At the time Paul wrote the book of Philippians, he was an elderly person. No doubt, the guards expected him to be exhausted by his imprisonment. But far from being exhausted, Paul was full of joy and rejoicing in the Lord. I am confident that he was shining forth Christ and expressing Him. Such an expression was a declaration of the unlimited greatness of Christ and a declaration that Christ is inexhaustible.

Our love is eventually exhausted, but Christ as love is inexhaustible. Likewise, our natural patience is limited, but Christ as our patience is without limit. We all have the capacity to be patient, but only to a certain extent. Then we become provoked and angry. For example, a brother may exercise patience with his wife. Eventually, however, this patience reaches its limit, and he becomes angry with her. Although our natural patience is so limited, Christ as patience is inexhaustible and immeasurable.

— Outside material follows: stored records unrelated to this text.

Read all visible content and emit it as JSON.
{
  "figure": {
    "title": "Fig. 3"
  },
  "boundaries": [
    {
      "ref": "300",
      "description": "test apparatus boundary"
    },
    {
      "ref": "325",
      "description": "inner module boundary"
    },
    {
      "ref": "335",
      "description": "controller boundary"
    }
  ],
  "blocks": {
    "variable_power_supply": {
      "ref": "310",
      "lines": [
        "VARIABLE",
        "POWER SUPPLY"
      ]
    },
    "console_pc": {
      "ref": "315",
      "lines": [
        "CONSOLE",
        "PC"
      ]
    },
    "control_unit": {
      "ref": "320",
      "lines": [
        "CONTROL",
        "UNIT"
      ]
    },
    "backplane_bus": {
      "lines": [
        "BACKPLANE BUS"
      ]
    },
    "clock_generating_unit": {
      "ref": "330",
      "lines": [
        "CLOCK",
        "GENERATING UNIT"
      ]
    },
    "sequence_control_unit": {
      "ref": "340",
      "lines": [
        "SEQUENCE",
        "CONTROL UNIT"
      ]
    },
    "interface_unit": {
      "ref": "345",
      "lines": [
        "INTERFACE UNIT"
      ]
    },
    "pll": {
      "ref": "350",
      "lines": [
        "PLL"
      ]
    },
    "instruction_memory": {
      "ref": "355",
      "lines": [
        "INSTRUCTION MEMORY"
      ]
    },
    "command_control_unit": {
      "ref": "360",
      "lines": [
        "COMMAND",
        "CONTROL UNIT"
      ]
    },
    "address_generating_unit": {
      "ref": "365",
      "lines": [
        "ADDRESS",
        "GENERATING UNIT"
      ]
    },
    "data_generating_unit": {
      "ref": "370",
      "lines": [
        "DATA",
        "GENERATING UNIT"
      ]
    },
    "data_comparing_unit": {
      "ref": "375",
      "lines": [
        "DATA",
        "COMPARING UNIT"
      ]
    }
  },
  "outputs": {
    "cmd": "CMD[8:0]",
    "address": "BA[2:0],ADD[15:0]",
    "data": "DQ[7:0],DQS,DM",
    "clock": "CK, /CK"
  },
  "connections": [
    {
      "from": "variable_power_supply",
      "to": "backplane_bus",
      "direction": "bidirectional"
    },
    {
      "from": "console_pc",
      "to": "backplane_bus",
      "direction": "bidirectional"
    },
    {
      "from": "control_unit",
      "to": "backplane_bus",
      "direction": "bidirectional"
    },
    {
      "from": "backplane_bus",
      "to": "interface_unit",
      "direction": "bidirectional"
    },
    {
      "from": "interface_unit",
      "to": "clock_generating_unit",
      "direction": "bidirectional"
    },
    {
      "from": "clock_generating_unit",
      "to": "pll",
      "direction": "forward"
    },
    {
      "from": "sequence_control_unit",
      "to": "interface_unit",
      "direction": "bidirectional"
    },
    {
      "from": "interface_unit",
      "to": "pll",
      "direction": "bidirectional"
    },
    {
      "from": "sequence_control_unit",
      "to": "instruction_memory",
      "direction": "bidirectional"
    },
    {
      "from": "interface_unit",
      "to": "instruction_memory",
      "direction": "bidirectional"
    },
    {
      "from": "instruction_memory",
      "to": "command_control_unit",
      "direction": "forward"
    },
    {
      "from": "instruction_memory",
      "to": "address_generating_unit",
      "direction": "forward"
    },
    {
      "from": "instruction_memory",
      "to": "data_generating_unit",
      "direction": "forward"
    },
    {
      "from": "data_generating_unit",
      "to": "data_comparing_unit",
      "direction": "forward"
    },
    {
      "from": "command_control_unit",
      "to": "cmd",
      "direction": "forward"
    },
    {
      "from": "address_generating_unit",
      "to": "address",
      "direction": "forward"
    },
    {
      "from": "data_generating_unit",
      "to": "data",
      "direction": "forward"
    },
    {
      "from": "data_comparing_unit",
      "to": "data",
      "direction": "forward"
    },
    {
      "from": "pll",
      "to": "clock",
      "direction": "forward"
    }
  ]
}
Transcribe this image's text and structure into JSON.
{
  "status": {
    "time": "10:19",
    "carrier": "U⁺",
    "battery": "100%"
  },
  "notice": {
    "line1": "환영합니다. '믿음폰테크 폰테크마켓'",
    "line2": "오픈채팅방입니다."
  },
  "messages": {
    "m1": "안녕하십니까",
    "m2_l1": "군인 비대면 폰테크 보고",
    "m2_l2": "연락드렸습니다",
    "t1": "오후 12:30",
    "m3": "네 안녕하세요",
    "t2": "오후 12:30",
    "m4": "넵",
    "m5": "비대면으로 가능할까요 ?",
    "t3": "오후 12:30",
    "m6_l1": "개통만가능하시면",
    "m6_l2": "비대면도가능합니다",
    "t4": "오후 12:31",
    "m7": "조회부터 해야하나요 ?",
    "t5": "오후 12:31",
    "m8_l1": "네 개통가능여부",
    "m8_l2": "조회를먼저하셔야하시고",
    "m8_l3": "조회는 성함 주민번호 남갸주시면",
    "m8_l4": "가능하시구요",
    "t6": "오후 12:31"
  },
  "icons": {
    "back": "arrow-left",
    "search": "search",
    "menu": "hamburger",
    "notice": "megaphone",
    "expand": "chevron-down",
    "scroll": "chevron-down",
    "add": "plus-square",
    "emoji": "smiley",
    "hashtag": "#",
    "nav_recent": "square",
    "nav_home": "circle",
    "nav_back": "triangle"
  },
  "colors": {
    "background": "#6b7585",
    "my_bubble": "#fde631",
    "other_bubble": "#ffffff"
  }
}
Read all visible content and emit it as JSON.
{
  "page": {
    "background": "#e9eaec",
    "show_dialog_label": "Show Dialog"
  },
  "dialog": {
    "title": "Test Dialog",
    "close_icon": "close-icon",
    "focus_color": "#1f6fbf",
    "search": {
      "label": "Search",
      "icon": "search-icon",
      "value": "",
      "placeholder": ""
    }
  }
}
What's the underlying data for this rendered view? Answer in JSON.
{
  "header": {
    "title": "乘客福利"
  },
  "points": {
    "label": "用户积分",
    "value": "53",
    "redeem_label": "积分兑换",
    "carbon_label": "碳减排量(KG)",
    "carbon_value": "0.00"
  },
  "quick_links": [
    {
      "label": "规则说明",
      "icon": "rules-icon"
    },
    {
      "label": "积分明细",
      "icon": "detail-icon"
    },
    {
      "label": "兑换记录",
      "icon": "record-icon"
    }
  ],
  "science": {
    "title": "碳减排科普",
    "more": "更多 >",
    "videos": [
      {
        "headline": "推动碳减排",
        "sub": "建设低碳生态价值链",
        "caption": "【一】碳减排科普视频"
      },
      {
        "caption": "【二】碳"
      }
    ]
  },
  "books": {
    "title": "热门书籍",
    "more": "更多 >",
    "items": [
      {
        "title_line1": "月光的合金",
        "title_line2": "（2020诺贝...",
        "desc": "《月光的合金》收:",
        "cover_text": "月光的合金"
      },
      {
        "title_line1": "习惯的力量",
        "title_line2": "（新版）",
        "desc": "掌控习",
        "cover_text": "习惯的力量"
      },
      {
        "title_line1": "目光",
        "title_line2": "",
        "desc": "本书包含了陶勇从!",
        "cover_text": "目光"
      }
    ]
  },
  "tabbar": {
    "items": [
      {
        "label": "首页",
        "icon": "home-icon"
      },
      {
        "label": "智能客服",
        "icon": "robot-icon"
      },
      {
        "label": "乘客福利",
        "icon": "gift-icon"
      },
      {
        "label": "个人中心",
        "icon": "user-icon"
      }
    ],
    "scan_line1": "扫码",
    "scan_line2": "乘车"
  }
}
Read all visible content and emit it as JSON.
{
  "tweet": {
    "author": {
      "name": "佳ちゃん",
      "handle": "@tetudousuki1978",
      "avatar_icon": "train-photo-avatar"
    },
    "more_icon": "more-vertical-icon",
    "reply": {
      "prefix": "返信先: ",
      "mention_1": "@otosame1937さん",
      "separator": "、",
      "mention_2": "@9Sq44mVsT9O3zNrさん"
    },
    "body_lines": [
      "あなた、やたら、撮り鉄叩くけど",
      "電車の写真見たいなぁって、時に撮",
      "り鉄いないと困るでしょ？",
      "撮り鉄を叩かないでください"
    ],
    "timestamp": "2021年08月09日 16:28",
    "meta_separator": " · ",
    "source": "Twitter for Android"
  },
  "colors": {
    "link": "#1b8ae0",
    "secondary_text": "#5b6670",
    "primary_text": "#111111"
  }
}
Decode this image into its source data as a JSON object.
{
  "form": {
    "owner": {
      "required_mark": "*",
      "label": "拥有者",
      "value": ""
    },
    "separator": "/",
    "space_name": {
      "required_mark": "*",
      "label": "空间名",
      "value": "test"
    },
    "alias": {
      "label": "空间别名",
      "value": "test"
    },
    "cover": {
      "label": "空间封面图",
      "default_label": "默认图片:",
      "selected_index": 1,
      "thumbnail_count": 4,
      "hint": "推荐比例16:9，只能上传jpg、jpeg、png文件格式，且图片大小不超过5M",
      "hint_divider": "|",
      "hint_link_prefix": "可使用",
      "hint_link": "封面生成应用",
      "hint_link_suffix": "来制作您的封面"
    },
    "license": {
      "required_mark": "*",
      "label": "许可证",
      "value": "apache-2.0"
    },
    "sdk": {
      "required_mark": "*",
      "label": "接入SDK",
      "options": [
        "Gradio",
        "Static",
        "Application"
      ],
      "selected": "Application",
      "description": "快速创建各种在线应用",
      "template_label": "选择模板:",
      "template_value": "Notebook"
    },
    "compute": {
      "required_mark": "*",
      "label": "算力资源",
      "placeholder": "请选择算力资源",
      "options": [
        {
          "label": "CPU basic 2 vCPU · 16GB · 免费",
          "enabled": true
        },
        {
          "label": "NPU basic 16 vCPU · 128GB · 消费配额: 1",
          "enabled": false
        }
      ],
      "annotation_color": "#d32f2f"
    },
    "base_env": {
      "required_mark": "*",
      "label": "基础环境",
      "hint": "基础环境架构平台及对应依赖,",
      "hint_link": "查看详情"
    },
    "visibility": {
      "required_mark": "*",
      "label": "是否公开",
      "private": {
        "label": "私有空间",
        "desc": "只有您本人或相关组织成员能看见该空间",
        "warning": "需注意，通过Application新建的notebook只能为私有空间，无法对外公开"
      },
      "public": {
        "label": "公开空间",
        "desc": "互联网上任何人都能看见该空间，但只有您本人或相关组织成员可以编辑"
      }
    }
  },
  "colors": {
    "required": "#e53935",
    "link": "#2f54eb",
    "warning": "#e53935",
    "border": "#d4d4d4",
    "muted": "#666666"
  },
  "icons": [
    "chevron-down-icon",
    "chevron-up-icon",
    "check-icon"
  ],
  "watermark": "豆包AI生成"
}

Even though Paul must have been mistreated in prison, he could be happy and display to the guards the unlimited greatness of Christ. In particular, Paul displayed Christ’s inexhaustible patience. Christ certainly was magnified in Paul’s physical body. Day by day, Paul was happy in the Lord. His happiness did not diminish as time went by. In his happiness he could show forth the immeasurable Christ he experienced and enjoyed. By this way Paul expressed, exhibited, exalted, and extolled Christ. I do not believe that Paul was offended by the jailers or that he offended them. Rather, he was a living witness of Christ, testifying of His ability, power, patience, love, and wisdom, all without measure. The guards may have considered Paul to be strange or peculiar, viewing him as possessing something which they did not have. What they sensed in Paul was Christ magnified. While he was in prison, Paul expressed the greatness of Christ in an enlarged way. He magnified Christ with all boldness both through life and through death. By magnifying Christ in this way, Paul could overcome any situation.